The political headlines are quieter. Interest rates are inching higher again (after the negative close to the week). USD is being dragged higher. Well, you know the drill by now… precious metals weaker. Yet, they are nearing the 2018 support levels which has proven to be a “buying spot” 3-4 times already. Decisions will be made by those still on the sidelines.
PGM’s are weaker. Manufacturing data from China last night wasn’t great.
* Oil: More rigs in the US, softer demand from China, large long positions by spec are all negative. Yet, RBOB demand is strong. Long-term investments are weak.

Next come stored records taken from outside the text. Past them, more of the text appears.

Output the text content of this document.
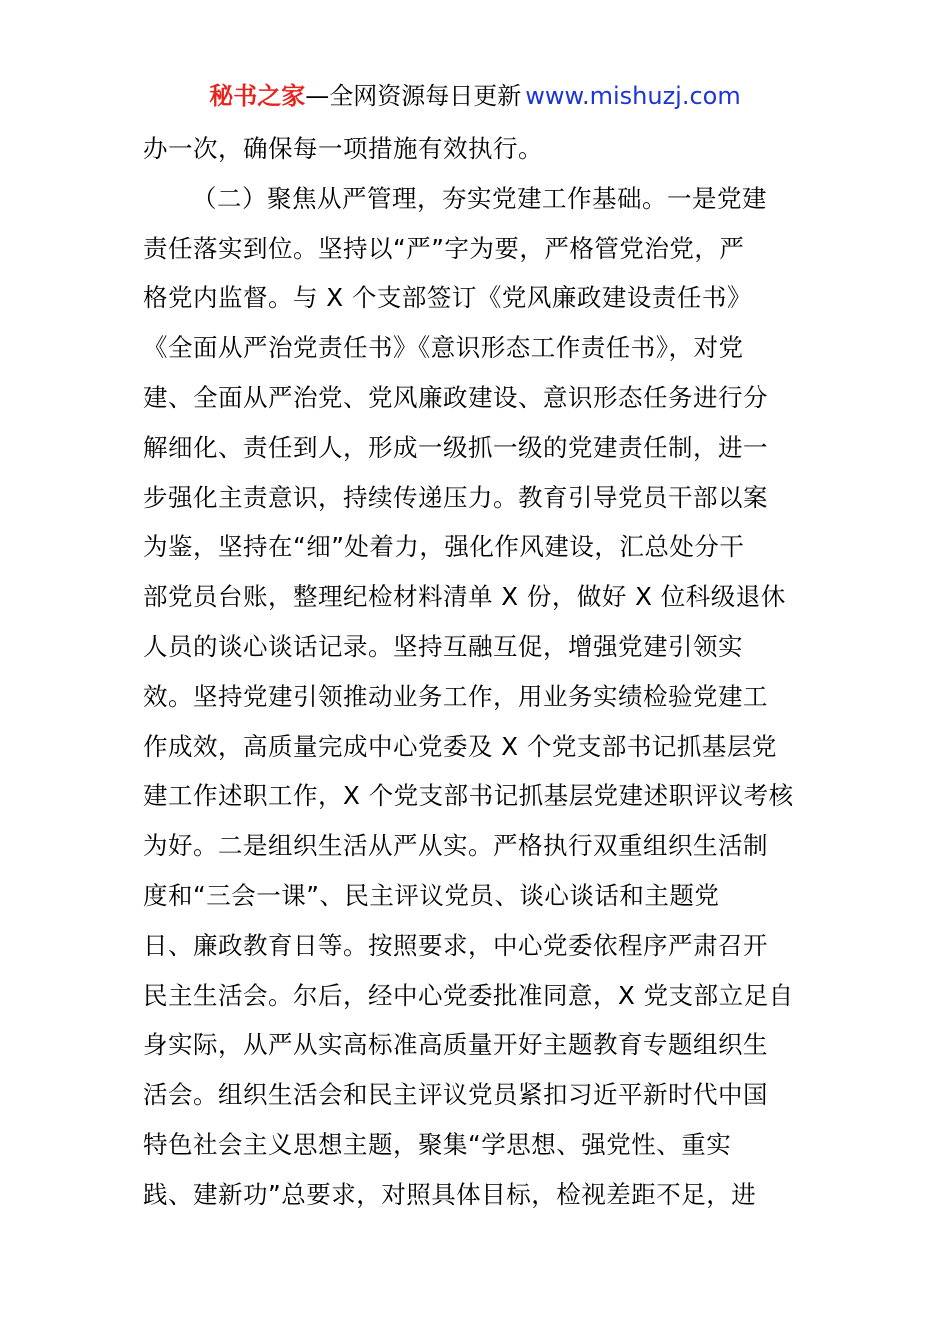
秘书之家—全网资源每日更新 www.mishuzj.com
办一次，确保每一项措施有效执行。
（二）聚焦从严管理，夯实党建工作基础。一是党建
责任落实到位。坚持以“严”字为要，严格管党治党，严
格党内监督。与 X 个支部签订《党风廉政建设责任书》
《全面从严治党责任书》《意识形态工作责任书》，对党
建、全面从严治党、党风廉政建设、意识形态任务进行分
解细化、责任到人，形成一级抓一级的党建责任制，进一
步强化主责意识，持续传递压力。教育引导党员干部以案
为鉴，坚持在“细”处着力，强化作风建设，汇总处分干
部党员台账，整理纪检材料清单 X 份，做好 X 位科级退休
人员的谈心谈话记录。坚持互融互促，增强党建引领实
效。坚持党建引领推动业务工作，用业务实绩检验党建工
作成效，高质量完成中心党委及 X 个党支部书记抓基层党
建工作述职工作，X 个党支部书记抓基层党建述职评议考核
为好。二是组织生活从严从实。严格执行双重组织生活制
度和“三会一课”、民主评议党员、谈心谈话和主题党
日、廉政教育日等。按照要求，中心党委依程序严肃召开
民主生活会。尔后，经中心党委批准同意，X 党支部立足自
身实际，从严从实高标准高质量开好主题教育专题组织生
活会。组织生活会和民主评议党员紧扣习近平新时代中国
特色社会主义思想主题，聚集“学思想、强党性、重实
践、建新功”总要求，对照具体目标，检视差距不足，进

* NatGas: Friday’s reversal was followed by news of 12 rigs being added, a big weekly jump.
It was a good weekend for planting. Some projections for this afternoon’s Progress Report have jumped to 25% complete for Corn. Yet, it’s Argentina that is resurfacing in the headlines with concerns that it doesn’t have enough beans to satisfy their meal and oil commitments. Harvest results are poor.
* Cotton: better rain chances in TX, very long specs could dampen the rally.
* Coffee: CoT showed last week’s move was primarily shorts covering their positions. Changes in production expectations could help the move, but it’s sill early.
* Cocoa: the rally has been steep, some profits have been taken off the table. Weather is bearish, yet specs are far off record positions.
* Sugar: Short-covering bounce, so far. S&D outlook unchanged.
* Cattle: discount of June futures to cash is the supportive snapshot for this week, going into high demand season.
* Hogs: weaker, but watch for positive changes in NAFTA.